That time I got mistaken for a stand up comedian

Hello, Internet, today is Tuesday, April 5, and last Friday, I did a somewhat impromptu variety performance called Don’t Panic! where a bunch of artists put together some material on a theme and then perform song, storytelling or stand up, as they prefer.

The theme was “tell us about a time when you were embarrassed.” And not being a comedian or a songwriter, I figured I’d tell a story.

And then I looked at the lineup and realized that everyone else was a stand up comedian.

So I figured the story had to be funny. So that I wouldn’t confuse everyone in the room when I got up and wasn’t funny… I had to be at least a little funny.
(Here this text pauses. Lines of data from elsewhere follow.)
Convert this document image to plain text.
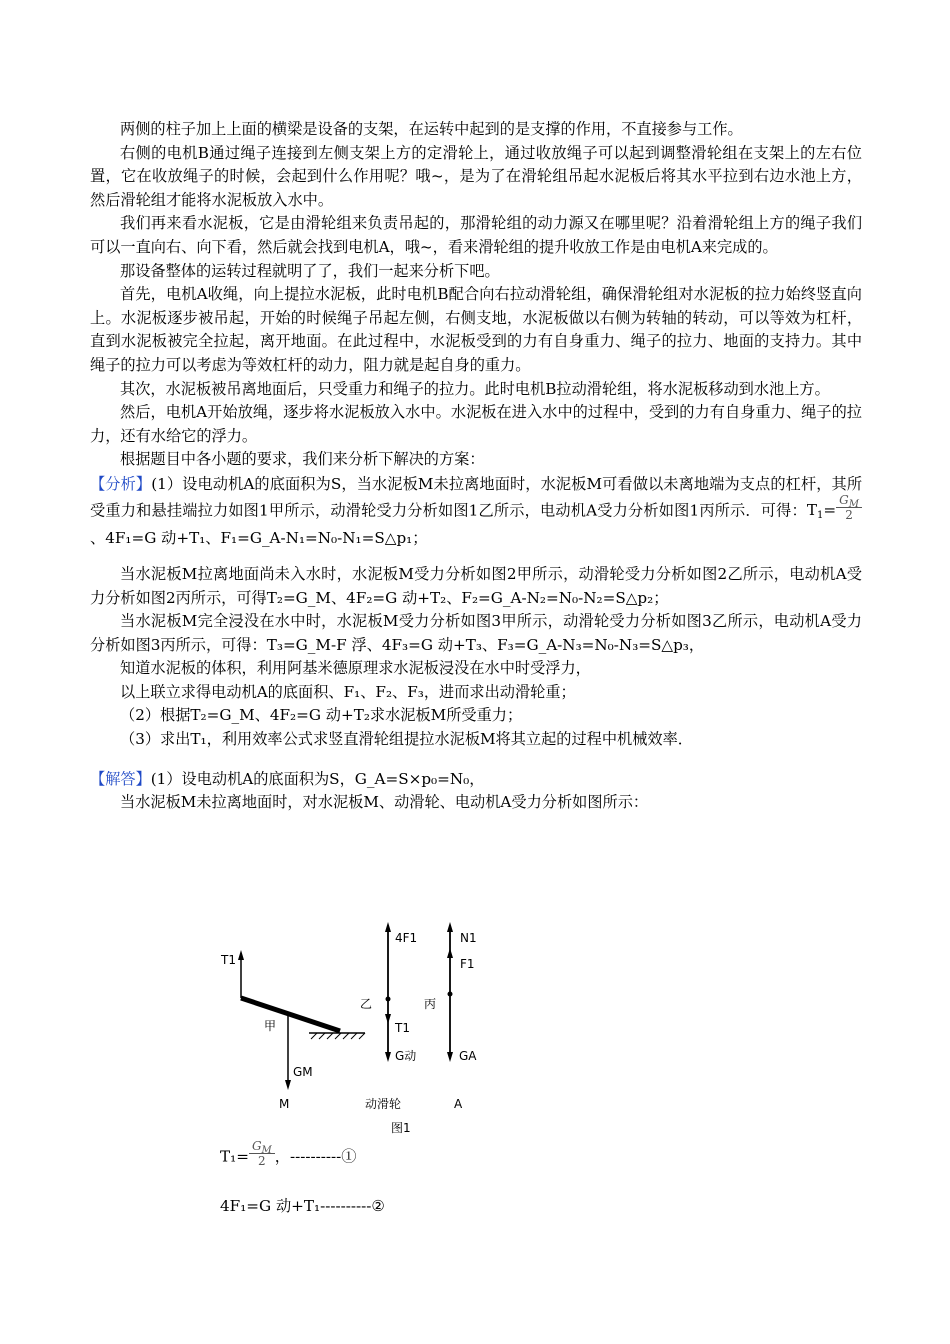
两侧的柱子加上上面的横梁是设备的支架，在运转中起到的是支撑的作用，不直接参与工作。

右侧的电机B通过绳子连接到左侧支架上方的定滑轮上，通过收放绳子可以起到调整滑轮组在支架上的左右位置，它在收放绳子的时候，会起到什么作用呢？哦~，是为了在滑轮组吊起水泥板后将其水平拉到右边水池上方，然后滑轮组才能将水泥板放入水中。

我们再来看水泥板，它是由滑轮组来负责吊起的，那滑轮组的动力源又在哪里呢？沿着滑轮组上方的绳子我们可以一直向右、向下看，然后就会找到电机A，哦~，看来滑轮组的提升收放工作是由电机A来完成的。

那设备整体的运转过程就明了了，我们一起来分析下吧。

首先，电机A收绳，向上提拉水泥板，此时电机B配合向右拉动滑轮组，确保滑轮组对水泥板的拉力始终竖直向上。水泥板逐步被吊起，开始的时候绳子吊起左侧，右侧支地，水泥板做以右侧为转轴的转动，可以等效为杠杆，直到水泥板被完全拉起，离开地面。在此过程中，水泥板受到的力有自身重力、绳子的拉力、地面的支持力。其中绳子的拉力可以考虑为等效杠杆的动力，阻力就是起自身的重力。

其次，水泥板被吊离地面后，只受重力和绳子的拉力。此时电机B拉动滑轮组，将水泥板移动到水池上方。

然后，电机A开始放绳，逐步将水泥板放入水中。水泥板在进入水中的过程中，受到的力有自身重力、绳子的拉力，还有水给它的浮力。

根据题目中各小题的要求，我们来分析下解决的方案：

【分析】(1）设电动机A的底面积为S，当水泥板M未拉离地面时，水泥板M可看做以未离地端为支点的杠杆，其所受重力和悬挂端拉力如图1甲所示，动滑轮受力分析如图1乙所示，电动机A受力分析如图1丙所示．可得：$T_1= \frac{G_M}{2}$
、4F₁=G 动+T₁、F₁=G_A-N₁=N₀-N₁=S△p₁；

当水泥板M拉离地面尚未入水时，水泥板M受力分析如图2甲所示，动滑轮受力分析如图2乙所示，电动机A受力分析如图2丙所示，可得T₂=G_M、4F₂=G 动+T₂、F₂=G_A-N₂=N₀-N₂=S△p₂；

当水泥板M完全浸没在水中时，水泥板M受力分析如图3甲所示，动滑轮受力分析如图3乙所示，电动机A受力分析如图3丙所示，可得：T₃=G_M-F 浮、4F₃=G 动+T₃、F₃=G_A-N₃=N₀-N₃=S△p₃，

知道水泥板的体积，利用阿基米德原理求水泥板浸没在水中时受浮力，

以上联立求得电动机A的底面积、F₁、F₂、F₃，进而求出动滑轮重；

（2）根据T₂=G_M、4F₂=G 动+T₂求水泥板M所受重力；

（3）求出T₁，利用效率公式求竖直滑轮组提拉水泥板M将其立起的过程中机械效率．

【解答】(1）设电动机A的底面积为S，G_A=S×p₀=N₀，

当水泥板M未拉离地面时，对水泥板M、动滑轮、电动机A受力分析如图所示：

T1
甲
GM
M
4F1
T1
G动
乙
动滑轮
N1
F1
GA
丙
A
图1
$T_1= \frac{G_M}{2}$ ，----------①
4F₁=G 动+T₁----------②
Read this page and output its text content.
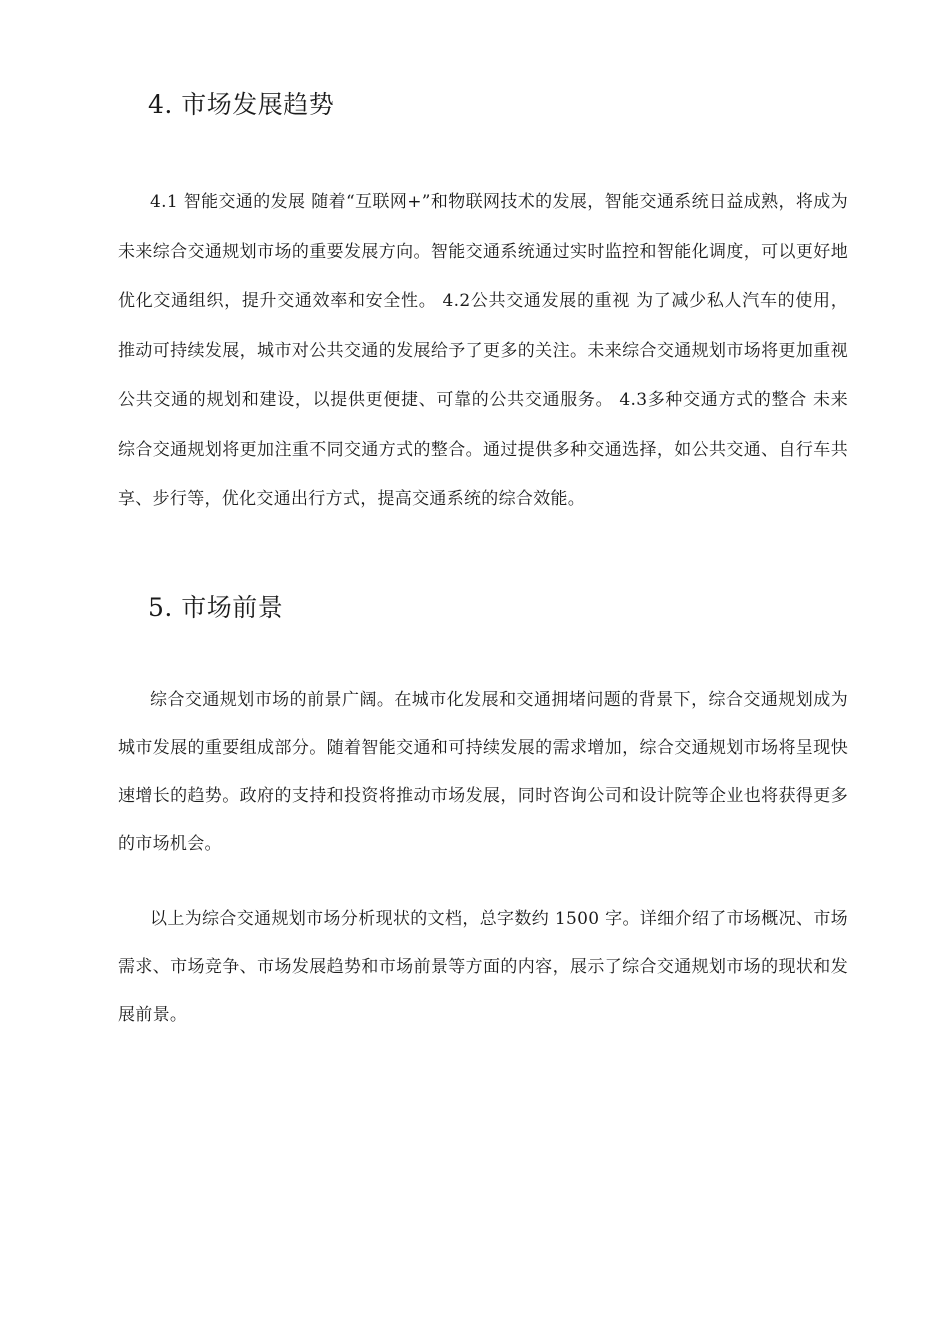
4. 市场发展趋势

4.1 智能交通的发展 随着“互联网+”和物联网技术的发展，智能交通系统日益成熟，将成为未来综合交通规划市场的重要发展方向。智能交通系统通过实时监控和智能化调度，可以更好地优化交通组织，提升交通效率和安全性。 4.2公共交通发展的重视 为了减少私人汽车的使用，推动可持续发展，城市对公共交通的发展给予了更多的关注。未来综合交通规划市场将更加重视公共交通的规划和建设，以提供更便捷、可靠的公共交通服务。 4.3多种交通方式的整合 未来综合交通规划将更加注重不同交通方式的整合。通过提供多种交通选择，如公共交通、自行车共享、步行等，优化交通出行方式，提高交通系统的综合效能。

5. 市场前景

综合交通规划市场的前景广阔。在城市化发展和交通拥堵问题的背景下，综合交通规划成为城市发展的重要组成部分。随着智能交通和可持续发展的需求增加，综合交通规划市场将呈现快速增长的趋势。政府的支持和投资将推动市场发展，同时咨询公司和设计院等企业也将获得更多的市场机会。

以上为综合交通规划市场分析现状的文档，总字数约 1500 字。详细介绍了市场概况、市场需求、市场竞争、市场发展趋势和市场前景等方面的内容，展示了综合交通规划市场的现状和发展前景。
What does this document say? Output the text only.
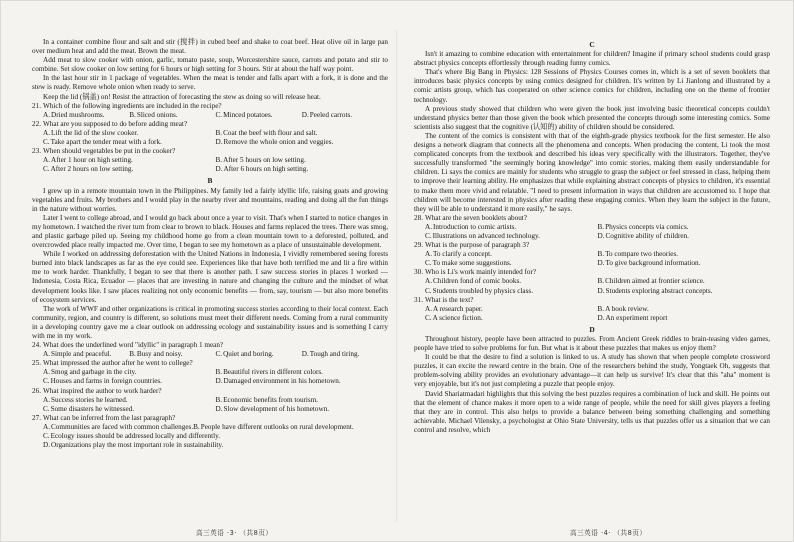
In a container combine flour and salt and stir (搅拌) in cubed beef and shake to coat beef. Heat olive oil in large pan over medium heat and add the meat. Brown the meat.

Add meat to slow cooker with onion, garlic, tomato paste, soup, Worcestershire sauce, carrots and potato and stir to combine. Set slow cooker on low setting for 6 hours or high setting for 3 hours. Stir at about the half way point.

In the last hour stir in 1 package of vegetables. When the meat is tender and falls apart with a fork, it is done and the stew is ready. Remove whole onion when ready to serve.

Keep the lid (锅盖) on! Resist the attraction of forecasting the stew as doing so will release heat.

21. Which of the following ingredients are included in the recipe?
A.Dried mushrooms.	B.Sliced onions.	C.Minced potatoes.	D.Peeled carrots.
22. What are you supposed to do before adding meat?
A.Lift the lid of the slow cooker.	B.Coat the beef with flour and salt.
C.Take apart the tender meat with a fork.	D.Remove the whole onion and veggies.
23. When should vegetables be put in the cooker?
A.After 1 hour on high setting.	B.After 5 hours on low setting.
C.After 2 hours on low setting.	D.After 6 hours on high setting.
B

I grew up in a remote mountain town in the Philippines. My family led a fairly idyllic life, raising goats and growing vegetables and fruits. My brothers and I would play in the nearby river and mountains, reading and doing all the fun things in the nature without worries.

Later I went to college abroad, and I would go back about once a year to visit. That's when I started to notice changes in my hometown. I watched the river turn from clear to brown to black. Houses and farms replaced the trees. There was smog, and plastic garbage piled up. Seeing my childhood home go from a clean mountain town to a deforested, polluted, and overcrowded place really impacted me. Over time, I began to see my hometown as a place of unsustainable development.

While I worked on addressing deforestation with the United Nations in Indonesia, I vividly remembered seeing forests burned into black landscapes as far as the eye could see. Experiences like that have both terrified me and lit a fire within me to work harder. Thankfully, I began to see that there is another path. I saw success stories in places I worked — Indonesia, Costa Rica, Ecuador — places that are investing in nature and changing the culture and the mindset of what development looks like. I saw places realizing not only economic benefits — from, say, tourism — but also more benefits of ecosystem services.

The work of WWF and other organizations is critical in promoting success stories according to their local context. Each community, region, and country is different, so solutions must meet their different needs. Coming from a rural community in a developing country gave me a clear outlook on addressing ecology and sustainability issues and is something I carry with me in my work.

24. What does the underlined word "idyllic" in paragraph 1 mean?
A.Simple and peaceful.	B.Busy and noisy.	C.Quiet and boring.	D.Tough and tiring.
25. What impressed the author after he went to college?
A.Smog and garbage in the city.	B.Beautiful rivers in different colors.
C.Houses and farms in foreign countries.	D.Damaged environment in his hometown.
26. What inspired the author to work harder?
A.Success stories he learned.	B.Economic benefits from tourism.
C.Some disasters he witnessed.	D.Slow development of his hometown.
27. What can be inferred from the last paragraph?
A.Communities are faced with common challenges. B.People have different outlooks on rural development.
C.Ecology issues should be addressed locally and differently.
D.Organizations play the most important role in sustainability.
C

Isn't it amazing to combine education with entertainment for children? Imagine if primary school students could grasp abstract physics concepts effortlessly through reading funny comics.

That's where Big Bang in Physics: 128 Sessions of Physics Courses comes in, which is a set of seven booklets that introduces basic physics concepts by using comics designed for children. It's written by Li Jianlong and illustrated by a comic artists group, which has cooperated on other science comics for children, including one on the theme of frontier technology.

A previous study showed that children who were given the book just involving basic theoretical concepts couldn't understand physics better than those given the book which presented the concepts through some interesting comics. Some scientists also suggest that the cognitive (认知的) ability of children should be considered.

The content of the comics is consistent with that of the eighth-grade physics textbook for the first semester. He also designs a network diagram that connects all the phenomena and concepts. When producing the content, Li took the most complicated concepts from the textbook and described his ideas very specifically with the illustrators. Together, they've successfully transformed "the seemingly boring knowledge" into comic stories, making them easily understandable for children. Li says the comics are mainly for students who struggle to grasp the subject or feel stressed in class, helping them to improve their learning ability. He emphasizes that while explaining abstract concepts of physics to children, it's essential to make them more vivid and relatable. "I need to present information in ways that children are accustomed to. I hope that children will become interested in physics after reading these engaging comics. When they learn the subject in the future, they will be able to understand it more easily," he says.

28. What are the seven booklets about?
A.Introduction to comic artists.	B.Physics concepts via comics.
C.Illustrations on advanced technology.	D.Cognitive ability of children.
29. What is the purpose of paragraph 3?
A.To clarify a concept.	B.To compare two theories.
C.To make some suggestions.	D.To give background information.
30. Who is Li's work mainly intended for?
A.Children fond of comic books.	B.Children aimed at frontier science.
C.Students troubled by physics class.	D.Students exploring abstract concepts.
31. What is the text?
A.A research paper.	B.A book review.
C.A science fiction.	D.An experiment report
D

Throughout history, people have been attracted to puzzles. From Ancient Greek riddles to brain-teasing video games, people have tried to solve problems for fun. But what is it about these puzzles that makes us enjoy them?

It could be that the desire to find a solution is linked to us. A study has shown that when people complete crossword puzzles, it can excite the reward centre in the brain. One of the researchers behind the study, Yongtaek Oh, suggests that problem-solving ability provides an evolutionary advantage—it can help us survive! It's clear that this "aha" moment is very enjoyable, but it's not just completing a puzzle that people enjoy.

David Shariatmadari highlights that this solving the best puzzles requires a combination of luck and skill. He points out that the element of chance makes it more open to a wide range of people, while the need for skill gives players a feeling that they are in control. This also helps to provide a balance between being something challenging and something achievable. Michael Vilensky, a psychologist at Ohio State University, tells us that puzzles offer us a situation that we can control and resolve, which

高三英语 ·3· （共8页）	高三英语 ·4· （共8页）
Anyway, that bit was pretty successful, actually. There was certainly a different rhythm to my set than to all the others, but people laughed. And after the show, a young woman came up to me, congratulated me, expressed her desire to do stand up and asked me for advice about how to develop her skills. And while I was trying to remember all of the stand up open mics I know of in town (in the end… 1 of them) while simultaneously not making this woman feel foolish by correcting her about the nature of my performance, I started to think: what’s the difference, anyway?

I still regularly struggle with the line between storytelling and theatre, especially because I practice both art forms and because my work in one informs the other. Actors often make good storytellers. I have worked with a storytelling company that did multi-teller performances that were quite meticulously planned out and rehearsed. Certainly there was no director and the story was built cooperatively, but those features aren’t exclusive of theatre.

My current defining line between storytelling and theatre is that: 1) a storyteller is a narrator who tells the story with some distance, whether as a third person narrator or as first person where some time has passed, whereas an actor embodies a character in the now and experiences the story as we watch; and 2) a storyteller develops the piece with room for improvisation, whether it’s the order of the telling of major plot points, or simply changes in wording, whereas theatre is performed word for word. Of course, this definition is imperfect: plenty of theatre has room for improvisation, and if a character in a play is delivering a monologue that is mostly exposition about past events, would that, then, be storytelling? I am, right now, developing a show that is storytelling-based, but I expect it to be closer to theatre in its final form… is it one, or the other? Both?

It’s not a simple line. And of course it isn’t – art is a constantly changing, evolving thing and lines are blurred all the time.

So, with that in mind, what’s the difference between stand up and storytelling? Since Friday night, I’ve come to the (imperfect) conclusion that stand up is a variety of storytelling. Stand up comedians’ work is based on brutal honesty and exposure of their own vulnerabilities. Some stand up artists create artificial circumstances or characters (as do most storytellers) but in order to succeed, they expose their figurative soft bits, and then we laugh at them. They often tell whole stories in only a few words and then move on. And their goal is to hear laughter in the audience… it’s a failure if we’re not laughing.

Storytelling doesn’t always require this kind of personal vulnerability, although most of the best tellers I’ve seen connect emotionally with their characters.  But there’s a huge spectrum of content and style in storytelling… not all stories are funny. Some tellers specialize in stories for children, some specifically tell stories not for children. There are folk tales and recitations and personal family stories, ghost stories, crime stories, adventure stories… and the list goes on. Being the generalist that I am, I have told stories in most of those categories, but I’ve never considered myself a comedian.

I suppose the point of all this is that the lines are artificial. We use the definitions to describe a performance, but as the people who build these performances, if we find the lines blurry, is that not an extraordinary gift? To have access to as broad a spectrum of work as possible?